We get this question a lot – and we posed it as a multiple-choice trivia question this week on our Facebook page. Now it’s time to reveal the answer. Which is the oldest item in Special Collections?
And the winner is… The Mesopotamian Clay Tablet
As far as we know, this cuneiform tablet dates to around 2500 B.C.E., making it the oldest item held in Special Collections (it predates the next oldest item, an Egyptian scarab seal, by about 500 years).
This tablet is one of eight held in the Special Collections department. Although the other seven tablets have been translated, this one has never been deciphered. If you read any of the ancient Near Eastern dialects, we’d love to hear from you!
For more information about the cuneiform tablets in Special Collections, see the online exhibit Cuneiform Tablets: Records of Ancient Mesopotamia.
What about the other options?
This was a tough question, because all of the items were the oldest in one way or another. More information below.
The Hebrew Scroll
If you guessed that the scroll represents the oldest book form in Special Collections, you were right! The scroll predated the codex (the form we usually associate with a book nowadays) by thousands of years.
In most of the Western world, the codex replaced the scroll gradually, from around 300 to 500 A.D. However, among Jewish communities, the scroll retained its place as the primary form for storing and transmitting information. Jewish congregations still use temple scrolls produced to strict specifications in their rituals of worship.
Although it’s old, this parchment scroll is far from ancient. It dates from the 1600s, contains the Book of Ruth, and was probably not produced for temple reading. It fits conveniently into the hand, the perfect size for personal study.

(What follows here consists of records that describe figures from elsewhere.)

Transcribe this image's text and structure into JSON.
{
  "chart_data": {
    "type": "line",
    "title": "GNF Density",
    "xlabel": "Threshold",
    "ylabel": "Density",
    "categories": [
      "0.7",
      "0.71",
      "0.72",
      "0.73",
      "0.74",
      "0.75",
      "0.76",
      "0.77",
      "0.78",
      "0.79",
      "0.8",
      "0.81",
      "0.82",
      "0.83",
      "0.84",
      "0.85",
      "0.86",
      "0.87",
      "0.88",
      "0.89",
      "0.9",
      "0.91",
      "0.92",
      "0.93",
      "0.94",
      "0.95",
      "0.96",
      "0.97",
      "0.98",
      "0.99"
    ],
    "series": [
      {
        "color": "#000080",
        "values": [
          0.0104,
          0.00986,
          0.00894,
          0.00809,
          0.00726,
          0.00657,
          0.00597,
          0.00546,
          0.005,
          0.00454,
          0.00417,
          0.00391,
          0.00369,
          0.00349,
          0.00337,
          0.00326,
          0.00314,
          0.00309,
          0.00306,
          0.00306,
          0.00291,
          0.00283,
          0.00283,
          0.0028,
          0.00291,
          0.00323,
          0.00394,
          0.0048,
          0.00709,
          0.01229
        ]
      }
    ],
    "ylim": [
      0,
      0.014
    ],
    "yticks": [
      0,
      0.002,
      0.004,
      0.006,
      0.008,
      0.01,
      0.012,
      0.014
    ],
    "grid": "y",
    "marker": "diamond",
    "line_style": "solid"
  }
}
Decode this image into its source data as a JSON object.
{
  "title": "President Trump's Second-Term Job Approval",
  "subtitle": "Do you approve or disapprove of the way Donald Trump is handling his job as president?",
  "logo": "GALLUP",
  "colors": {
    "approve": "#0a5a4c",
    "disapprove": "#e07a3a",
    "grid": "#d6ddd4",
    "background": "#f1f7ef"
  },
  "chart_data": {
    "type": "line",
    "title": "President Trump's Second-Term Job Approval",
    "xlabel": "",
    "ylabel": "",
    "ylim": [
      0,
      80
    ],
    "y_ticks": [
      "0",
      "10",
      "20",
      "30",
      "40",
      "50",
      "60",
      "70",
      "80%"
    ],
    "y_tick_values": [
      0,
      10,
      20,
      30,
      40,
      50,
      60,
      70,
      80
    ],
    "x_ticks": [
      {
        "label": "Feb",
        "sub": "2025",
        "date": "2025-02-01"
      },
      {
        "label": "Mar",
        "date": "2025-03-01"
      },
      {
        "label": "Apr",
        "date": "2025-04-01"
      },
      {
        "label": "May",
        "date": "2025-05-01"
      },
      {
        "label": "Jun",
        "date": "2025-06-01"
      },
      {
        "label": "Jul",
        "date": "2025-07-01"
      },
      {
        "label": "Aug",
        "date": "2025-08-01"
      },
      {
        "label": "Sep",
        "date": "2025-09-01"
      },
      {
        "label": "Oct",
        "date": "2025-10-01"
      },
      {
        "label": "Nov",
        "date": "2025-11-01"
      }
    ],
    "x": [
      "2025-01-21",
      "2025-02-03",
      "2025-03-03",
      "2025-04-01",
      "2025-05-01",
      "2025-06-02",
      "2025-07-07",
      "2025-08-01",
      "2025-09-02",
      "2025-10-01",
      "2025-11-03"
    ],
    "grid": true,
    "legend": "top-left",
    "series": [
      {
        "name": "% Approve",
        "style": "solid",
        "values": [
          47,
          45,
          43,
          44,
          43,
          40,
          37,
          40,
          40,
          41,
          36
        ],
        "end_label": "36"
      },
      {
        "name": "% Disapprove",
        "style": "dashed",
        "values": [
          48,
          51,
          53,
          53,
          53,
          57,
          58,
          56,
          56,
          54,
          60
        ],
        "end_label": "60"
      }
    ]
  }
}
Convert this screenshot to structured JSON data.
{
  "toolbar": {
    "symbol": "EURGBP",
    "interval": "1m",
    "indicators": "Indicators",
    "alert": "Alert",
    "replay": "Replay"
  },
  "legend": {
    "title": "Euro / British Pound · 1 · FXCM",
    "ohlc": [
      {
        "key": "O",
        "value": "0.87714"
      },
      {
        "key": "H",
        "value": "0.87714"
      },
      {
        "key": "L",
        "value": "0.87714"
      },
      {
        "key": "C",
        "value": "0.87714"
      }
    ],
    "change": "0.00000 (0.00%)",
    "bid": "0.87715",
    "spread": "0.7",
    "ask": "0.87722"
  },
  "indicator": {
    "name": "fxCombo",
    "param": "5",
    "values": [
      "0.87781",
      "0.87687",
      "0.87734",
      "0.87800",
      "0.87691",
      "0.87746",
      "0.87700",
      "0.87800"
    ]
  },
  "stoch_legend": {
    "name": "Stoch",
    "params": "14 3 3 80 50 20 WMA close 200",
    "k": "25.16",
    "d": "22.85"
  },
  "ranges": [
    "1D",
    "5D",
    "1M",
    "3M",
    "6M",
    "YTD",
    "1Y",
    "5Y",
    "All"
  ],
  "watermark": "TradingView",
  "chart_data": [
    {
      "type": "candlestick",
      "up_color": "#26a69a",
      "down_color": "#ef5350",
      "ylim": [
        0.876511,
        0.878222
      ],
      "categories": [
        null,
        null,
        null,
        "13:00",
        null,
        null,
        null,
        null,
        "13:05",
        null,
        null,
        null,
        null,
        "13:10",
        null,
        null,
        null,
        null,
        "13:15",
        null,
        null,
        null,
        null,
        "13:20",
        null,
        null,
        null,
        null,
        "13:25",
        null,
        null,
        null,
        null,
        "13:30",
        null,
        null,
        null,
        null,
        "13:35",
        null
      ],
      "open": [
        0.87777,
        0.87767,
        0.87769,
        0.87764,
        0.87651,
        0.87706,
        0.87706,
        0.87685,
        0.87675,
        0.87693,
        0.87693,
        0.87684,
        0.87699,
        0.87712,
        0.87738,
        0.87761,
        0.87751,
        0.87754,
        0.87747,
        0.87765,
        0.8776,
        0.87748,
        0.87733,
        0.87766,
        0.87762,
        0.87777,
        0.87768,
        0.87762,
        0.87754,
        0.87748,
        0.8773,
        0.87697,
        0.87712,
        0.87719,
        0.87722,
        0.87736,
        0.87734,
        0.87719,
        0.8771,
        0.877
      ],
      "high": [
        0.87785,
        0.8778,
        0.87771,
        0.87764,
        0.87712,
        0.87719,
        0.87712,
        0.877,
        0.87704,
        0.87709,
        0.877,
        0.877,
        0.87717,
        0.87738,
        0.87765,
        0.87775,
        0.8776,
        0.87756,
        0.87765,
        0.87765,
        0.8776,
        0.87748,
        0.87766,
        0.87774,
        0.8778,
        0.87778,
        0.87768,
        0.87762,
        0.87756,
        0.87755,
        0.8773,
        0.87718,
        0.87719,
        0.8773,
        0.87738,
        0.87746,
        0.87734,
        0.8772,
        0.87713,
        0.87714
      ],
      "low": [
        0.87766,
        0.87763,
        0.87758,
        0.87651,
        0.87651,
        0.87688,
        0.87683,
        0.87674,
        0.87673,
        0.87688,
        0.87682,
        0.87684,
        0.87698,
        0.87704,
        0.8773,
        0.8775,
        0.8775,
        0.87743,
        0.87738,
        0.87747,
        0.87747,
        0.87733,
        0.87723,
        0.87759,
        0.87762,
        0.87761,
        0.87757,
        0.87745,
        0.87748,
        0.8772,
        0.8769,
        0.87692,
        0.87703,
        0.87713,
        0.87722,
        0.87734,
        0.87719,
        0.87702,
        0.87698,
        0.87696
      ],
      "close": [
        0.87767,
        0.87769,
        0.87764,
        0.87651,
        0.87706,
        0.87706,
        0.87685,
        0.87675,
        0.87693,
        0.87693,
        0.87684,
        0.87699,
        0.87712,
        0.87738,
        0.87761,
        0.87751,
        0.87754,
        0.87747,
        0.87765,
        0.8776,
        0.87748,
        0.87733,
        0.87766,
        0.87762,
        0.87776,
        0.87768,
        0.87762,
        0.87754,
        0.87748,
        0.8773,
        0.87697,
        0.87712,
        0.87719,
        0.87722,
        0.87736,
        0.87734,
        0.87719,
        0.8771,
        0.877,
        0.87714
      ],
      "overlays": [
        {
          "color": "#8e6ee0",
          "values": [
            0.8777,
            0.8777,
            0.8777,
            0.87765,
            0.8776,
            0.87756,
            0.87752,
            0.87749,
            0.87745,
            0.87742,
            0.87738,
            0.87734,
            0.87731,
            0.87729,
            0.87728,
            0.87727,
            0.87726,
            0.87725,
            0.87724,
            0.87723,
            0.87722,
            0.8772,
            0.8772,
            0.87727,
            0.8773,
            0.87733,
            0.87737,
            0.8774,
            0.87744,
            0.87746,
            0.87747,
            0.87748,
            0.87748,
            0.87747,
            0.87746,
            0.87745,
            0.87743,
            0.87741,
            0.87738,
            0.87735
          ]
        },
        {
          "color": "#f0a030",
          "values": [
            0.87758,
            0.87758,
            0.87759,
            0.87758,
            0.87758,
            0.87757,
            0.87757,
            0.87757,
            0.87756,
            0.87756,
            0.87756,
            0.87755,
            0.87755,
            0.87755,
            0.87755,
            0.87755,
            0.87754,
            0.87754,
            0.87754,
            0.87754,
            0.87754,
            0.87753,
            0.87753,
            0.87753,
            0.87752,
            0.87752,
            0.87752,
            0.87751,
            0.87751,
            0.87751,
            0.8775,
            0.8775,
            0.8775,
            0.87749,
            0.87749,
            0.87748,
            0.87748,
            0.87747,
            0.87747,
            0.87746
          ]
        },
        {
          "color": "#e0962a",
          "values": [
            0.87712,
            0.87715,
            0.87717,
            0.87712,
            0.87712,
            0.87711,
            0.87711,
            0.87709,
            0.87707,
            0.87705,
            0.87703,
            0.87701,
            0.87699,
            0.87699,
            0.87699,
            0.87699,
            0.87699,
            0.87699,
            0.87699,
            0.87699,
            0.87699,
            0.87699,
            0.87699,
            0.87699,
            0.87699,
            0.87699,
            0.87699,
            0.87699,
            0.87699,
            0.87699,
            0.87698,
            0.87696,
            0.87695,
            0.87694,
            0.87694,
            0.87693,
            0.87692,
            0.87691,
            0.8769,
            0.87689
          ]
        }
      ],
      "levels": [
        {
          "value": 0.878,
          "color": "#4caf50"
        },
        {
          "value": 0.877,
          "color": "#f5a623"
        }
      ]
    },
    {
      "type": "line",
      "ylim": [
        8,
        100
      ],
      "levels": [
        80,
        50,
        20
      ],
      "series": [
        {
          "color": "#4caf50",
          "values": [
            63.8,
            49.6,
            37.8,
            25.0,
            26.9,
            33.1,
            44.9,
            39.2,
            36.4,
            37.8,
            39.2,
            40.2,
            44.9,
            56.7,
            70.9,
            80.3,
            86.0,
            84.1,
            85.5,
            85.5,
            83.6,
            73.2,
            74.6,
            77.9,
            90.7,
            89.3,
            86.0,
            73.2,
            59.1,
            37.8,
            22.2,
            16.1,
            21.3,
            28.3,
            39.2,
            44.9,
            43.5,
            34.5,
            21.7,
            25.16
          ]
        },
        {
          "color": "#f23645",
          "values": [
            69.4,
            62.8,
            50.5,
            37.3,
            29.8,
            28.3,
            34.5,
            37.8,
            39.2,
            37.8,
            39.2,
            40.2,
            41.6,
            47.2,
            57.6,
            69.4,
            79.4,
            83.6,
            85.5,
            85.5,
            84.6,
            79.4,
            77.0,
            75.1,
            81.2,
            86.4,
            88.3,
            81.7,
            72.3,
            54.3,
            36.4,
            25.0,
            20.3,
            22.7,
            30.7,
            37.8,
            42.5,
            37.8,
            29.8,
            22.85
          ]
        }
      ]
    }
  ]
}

The Latin Manuscript Codex
This manuscript copy of De Constructione by Priscianus dates to around 1150 A.D. Although Special Collections holds manuscript fragments that are older, this is the oldest complete book in the collection. It is a work on grammar, written in Latin with passages in Greek.
The binding of this manuscript was done later than the text, but it is also interesting because it’s a good example of a fifteenth-century German binding in blind-tooled pigskin. The back board still shows discoloration from the former site of a metal clasp.
The Egyptian Papyrus Fragment
Dating from approximately 1500-1100 B.C.E., this fragment from the Egyptian Book of the Dead isn’t the oldest item in Special Collections – but it is the oldest piece of writing on papyrus in Special Collections.
Papyrus is a plant that grows along the marshy banks of the Nile River, and the ancient Egyptians used it to make a paper-like substance for writing. Papyrus became one of Egypt’s main exports and was used throughout the ancient world, in Greece, modern-day Turkey, and the Middle East.